If you remap EMBER_HTTP_PORT / EMBER_HTTPS_PORT and expect Let's Encrypt to issue certs, ensure your public ingress (router / upstream proxy / Cloudflare) still terminates on 80/443 and forwards to your mapped host ports. For homelab use with tls internal in the Caddyfile, any ports work fine.
HTTP → HTTPS redirect
Caddy redirects port 80 to 443 by default for any site with managed TLS. Set EMBER_DISABLE_HTTPS_REDIRECT=1 in .env to turn this off — needed when Ember sits behind another reverse proxy (Traefik, nginx, Cloudflare Tunnel, etc.) that already handles the redirect or terminates TLS upstream.
Reverse proxy
Ember expects TLS to be terminated upstream. The reference Caddyfile in deploy/Caddyfile covers:
- Automatic Let's Encrypt for a real hostname (default).

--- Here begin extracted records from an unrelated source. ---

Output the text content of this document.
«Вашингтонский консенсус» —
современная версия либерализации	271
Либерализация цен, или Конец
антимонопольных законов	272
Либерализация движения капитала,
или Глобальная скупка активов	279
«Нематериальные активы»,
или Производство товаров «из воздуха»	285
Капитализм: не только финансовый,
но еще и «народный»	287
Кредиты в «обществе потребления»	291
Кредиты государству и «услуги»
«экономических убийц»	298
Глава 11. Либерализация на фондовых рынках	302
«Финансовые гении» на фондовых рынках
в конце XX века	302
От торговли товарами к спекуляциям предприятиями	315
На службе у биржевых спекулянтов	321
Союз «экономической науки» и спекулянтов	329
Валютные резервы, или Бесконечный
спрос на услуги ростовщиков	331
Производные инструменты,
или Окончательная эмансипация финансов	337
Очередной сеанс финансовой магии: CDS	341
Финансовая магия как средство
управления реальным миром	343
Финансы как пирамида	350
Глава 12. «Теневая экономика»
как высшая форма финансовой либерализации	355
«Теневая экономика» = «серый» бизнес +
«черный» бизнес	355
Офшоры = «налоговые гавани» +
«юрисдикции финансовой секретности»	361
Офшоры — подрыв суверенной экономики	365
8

tls internalfor self-signed homelab certs.EMBER_DISABLE_HTTPS_REDIRECTtoggle for the 80 → 443 redirect.- Forwarding
X-Real-IP+X-Forwarded-Proto(Ember honors these only from peers listed inEMBER_TRUSTED_PROXIES; the bundled compose sets it to the Caddy bridge range). Without it, Ember treats itself as the edge and ignores both headers.
If you front Ember with Cloudflare, set the authenticated origin pull so only Cloudflare can reach your origin.